Caitlin Whyte: Absolutely. So today we are talking about colonoscopy. So what is the purpose of a colonoscopy? What is the procedure?

Dr. Patrick Ryberg: A screening colonoscopy involves inserting the colonoscope up the bottom and going all around the large intestine and evaluating micosa, which is the inner lining of the colon and the rectum. The purpose is to detect anything that looks abnormal, that could be a polyp or a tumor. And now a polyp is a growth that can turn into a tumor over years and years. So the goal is kind of twofold. Number one, if someone has cancer that can be diagnosed during a colonoscopy. Secondly, you can remove pre-cancerous polyps that could turn into cancer down the line. So that's the main goal of screening with a colonoscopy.

The benefit of that is that this can be considered a two-stage procedure and that you can identify, diagnose and possibly treat a polyp all in one setting. Whereas with other screening modalities, a positive test often will trigger a second, test needed, such as a colonoscopy to either remove a polyp or biopsy a cancer.

Caitlin Whyte: Well, that leads me into my next question, kind of, besides detecting colorectal cancer, what are the other benefits of a colonoscopy? What else could doctors be looking for?

Dr. Patrick Ryberg: So the main benefit would be detecting colon polyps, and these polyps are gross, thick, and, develop in the lining of the colon, and they can often take years to increase in size to the point where they become an invasive cancer. So by removing them earlier, we can, place a patient in maybe a higher risk category where they will be having more frequent colonoscopies in the future, looking for other polyps that could turn into cancer as well. So this test is not just for detecting cancer, but also detecting pre-cancerous lesions that can be removed and prevent the progression to cancer in the future.

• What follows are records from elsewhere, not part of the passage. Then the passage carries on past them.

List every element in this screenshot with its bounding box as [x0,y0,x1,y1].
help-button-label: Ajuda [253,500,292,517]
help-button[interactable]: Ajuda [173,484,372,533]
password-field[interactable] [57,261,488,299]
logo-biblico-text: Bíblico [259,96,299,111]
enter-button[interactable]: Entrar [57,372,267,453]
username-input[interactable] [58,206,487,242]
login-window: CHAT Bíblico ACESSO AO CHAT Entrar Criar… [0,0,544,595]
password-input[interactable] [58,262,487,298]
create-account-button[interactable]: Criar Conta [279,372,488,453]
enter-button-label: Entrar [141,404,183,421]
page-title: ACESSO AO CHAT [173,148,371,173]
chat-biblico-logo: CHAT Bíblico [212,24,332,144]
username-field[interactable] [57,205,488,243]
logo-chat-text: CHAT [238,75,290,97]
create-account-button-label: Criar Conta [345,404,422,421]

Caitlin Whyte: Okay. Well, people tend to avoid colonoscopies or don't get them, push them off. Can you dispel any of the myths or address any of these concerns about the prep process or the procedure itself? Why is it something that people just don't want to do?

Dr. Patrick Ryberg: I think one of the main reasons people avoid colonoscopies is that they think they do not need one. I think that colon cancer has probably a lifetime incidence of about 4% for most people, and so, , if you can prevent that progression, I think that's very important. So number one, it is something that people probably should consider doing. The cost people are sometimes worry about the cost, but typically, they can check with their insurance companies to see if that would be covered. Bowel prep can be concerning for people in terms of taking a bowel prep to get ready for the colonoscopy, but most people tolerate the bowel prep very well.

And fourth is probably just taking the time out of your schedule just to get it done and do it. we have noticed that there is an increasing risk of cancer in younger people, so I think the benefits outweigh the risks of having screening colonoscopies for people.

Caitlin Whyte: Absolutely. So, wrapping up here, doctor, who should be getting a colonoscopy and why?

Dr. Patrick Ryberg: As far as screening and who should be screened, we typically recommend people with an average risk be screened starting at the age of 45. People with increased risks such as a first degree relative such as a parent, a sibling, those people should be screened starting at a younger age. They would be screened maybe at 40 years old or 10 years before the, age at diagnosis of their relative with colorectal cancer. So if they have a parent with colon cancer diagnosed at 44, that person would start screening colonoscopies at 34 years old, and then would probably get them every five years thereafter, depending on the findings of that colonoscopy.

Caitlin Whyte: Well, thank you, doctor for these great reminders. We appreciate you taking the time to join us today. Talk to your primary care provider. They can tell you all about the procedure and everything you need to know to prep for colonoscopy. This has been the Inspire Health Podcast from Upland Hills Health. I'm Caitlin Whyte. Be well.